Avis aux puristes: ce titre n’est pas une nouveauté puisqu’il est sorti en 2013 et qu’il est le troisième roman de cette grande écrivain qui a déjà reçu par deux fois le National Book Award.
Jesmyn Ward est donc une auteure afro-américaine, née en 1977 dans un ghetto noir du Mississippi.
Cette petite fille timide et efflanquée, en charge très jeune de ses frères et sœurs, n’imagine pas d’autre horizon, d’autre destin que celui de sa mère et de toutes les autres mères du ghetto : des femmes rudes, laborieuses, au service de la bourgeoisie blanche, et qui doivent assurer la survie d’une famille quand les maris volages désertent, s’abîment dans l’alcool et courent de jobs minables en petits boulots sans avenir.
Mais l’amitié de ses proches, ses amis, ses cousins est pour elle un soutien inestimable. C’est avec eux qu’elle traîne, qu’elle apprend la vie, qu’elle s’enivre de bières bon marché dans la chaleur des nuits d’été.
Tous semblent en proie au même spleen lancinant, au même fatalisme désarmé et désespéré que les nuit de défonce ne parviennent pas à étouffer.
Dans ce récit autobiographique, Jesmyn Ward raconte comment en l’espace de quatre ans, cinq jeunes hommes noirs avec qui elle avait grandi sont morts dans des circonstances violentes, suicide, règlement de compte, overdose.
Parmi eux son frère Joshua, le petit garçon à côté d’elle sur la photo, mort à 19 ans percuté par un automobiliste.

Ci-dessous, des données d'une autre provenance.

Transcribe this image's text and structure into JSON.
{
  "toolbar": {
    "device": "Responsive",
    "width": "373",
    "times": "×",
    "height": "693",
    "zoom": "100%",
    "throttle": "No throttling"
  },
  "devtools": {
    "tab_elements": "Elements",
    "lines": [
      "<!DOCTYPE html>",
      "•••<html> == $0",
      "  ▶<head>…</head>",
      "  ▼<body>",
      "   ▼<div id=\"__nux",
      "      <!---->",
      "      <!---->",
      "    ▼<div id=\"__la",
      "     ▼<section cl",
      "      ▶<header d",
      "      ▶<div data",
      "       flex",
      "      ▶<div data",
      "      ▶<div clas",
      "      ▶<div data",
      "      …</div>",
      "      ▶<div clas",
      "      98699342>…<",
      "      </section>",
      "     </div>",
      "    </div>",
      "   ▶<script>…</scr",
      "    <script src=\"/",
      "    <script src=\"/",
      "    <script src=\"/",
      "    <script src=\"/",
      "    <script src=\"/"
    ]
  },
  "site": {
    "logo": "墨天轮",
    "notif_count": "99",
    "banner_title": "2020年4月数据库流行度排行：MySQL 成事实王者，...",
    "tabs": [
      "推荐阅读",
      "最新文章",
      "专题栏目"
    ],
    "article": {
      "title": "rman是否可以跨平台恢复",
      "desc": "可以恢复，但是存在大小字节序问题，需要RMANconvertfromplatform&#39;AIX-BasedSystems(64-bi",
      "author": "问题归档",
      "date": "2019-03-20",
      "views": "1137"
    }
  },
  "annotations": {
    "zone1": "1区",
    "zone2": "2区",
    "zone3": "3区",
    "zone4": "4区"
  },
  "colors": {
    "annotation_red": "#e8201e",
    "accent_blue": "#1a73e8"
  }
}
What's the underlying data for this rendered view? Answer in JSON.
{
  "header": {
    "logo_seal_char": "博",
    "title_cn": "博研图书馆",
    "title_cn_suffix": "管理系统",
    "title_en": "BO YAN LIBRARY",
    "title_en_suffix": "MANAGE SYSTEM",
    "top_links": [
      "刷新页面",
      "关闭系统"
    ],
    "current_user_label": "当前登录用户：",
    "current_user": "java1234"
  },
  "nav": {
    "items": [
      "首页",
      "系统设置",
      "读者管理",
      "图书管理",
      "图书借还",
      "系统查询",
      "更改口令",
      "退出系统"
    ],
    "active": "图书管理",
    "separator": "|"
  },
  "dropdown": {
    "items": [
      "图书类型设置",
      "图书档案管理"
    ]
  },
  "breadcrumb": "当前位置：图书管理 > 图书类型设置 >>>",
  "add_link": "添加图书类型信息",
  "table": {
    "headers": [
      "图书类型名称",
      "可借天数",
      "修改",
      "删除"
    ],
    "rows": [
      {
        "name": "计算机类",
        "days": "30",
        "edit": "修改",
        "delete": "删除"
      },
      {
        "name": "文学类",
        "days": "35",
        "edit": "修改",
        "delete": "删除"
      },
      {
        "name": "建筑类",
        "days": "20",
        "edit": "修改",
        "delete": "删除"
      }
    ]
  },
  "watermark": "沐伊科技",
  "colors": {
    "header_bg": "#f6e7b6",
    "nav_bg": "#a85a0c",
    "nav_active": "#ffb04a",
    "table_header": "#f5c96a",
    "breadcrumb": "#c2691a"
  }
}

Le conducteur était un homme blanc, âgé, riche et ivre.
Il s’en est tiré avec une peine minime, deux ans de prison et des poussières, sans que jamais le mobile de l’homicide même involontaire ne soit évoqué, sans jamais verser à la famille les dédommagements prévus.
Jesmyn Ward se demandera toujours quel aurait été le sort de son frère, la tournure du procès s’il avait été lui au volant, si un jeune homme noir, pauvre et alcoolisé avait percuté et tué un blanc.
La réponse se trouve dans les stigmates et les douleurs de cette communauté afro-américaine rurale, grande laissée pour compte des Etats-Unis, victime d’un racisme affiché ou rampant, dévorée par une pauvreté et une violence endémiques.
Cette fresque familiale bouleversante, qui alterne récits du présents et plongées dans l’histoire passée, est une véritable chronique sociale, un cri de douleur de ceux qui restent, une prière aux êtres chers qui ne sont plus, un hommage à tous ceux qui continuent la lutte.
Jesmyn Ward écrit et décrit sans concessions, de façon viscérale et urgente .
Sa belle plume ample, puissante et tellement poétique, son militantisme et son érudition la placent pour beaucoup à la même hauteur que Toni Morisson, dont elle est par ailleurs grande admiratrice et grande lectrice.
Des romans et une auteure pour adulte of course, que je vous engage vivement à découvrir si ce n’est déjà fait.
Bibliographie : « Lignes de fracture », « Bois sauvage », « Les moissons funèbres » parus en poche chez 10/18. « Le chant des revenant » paru chez Belfond en 2019.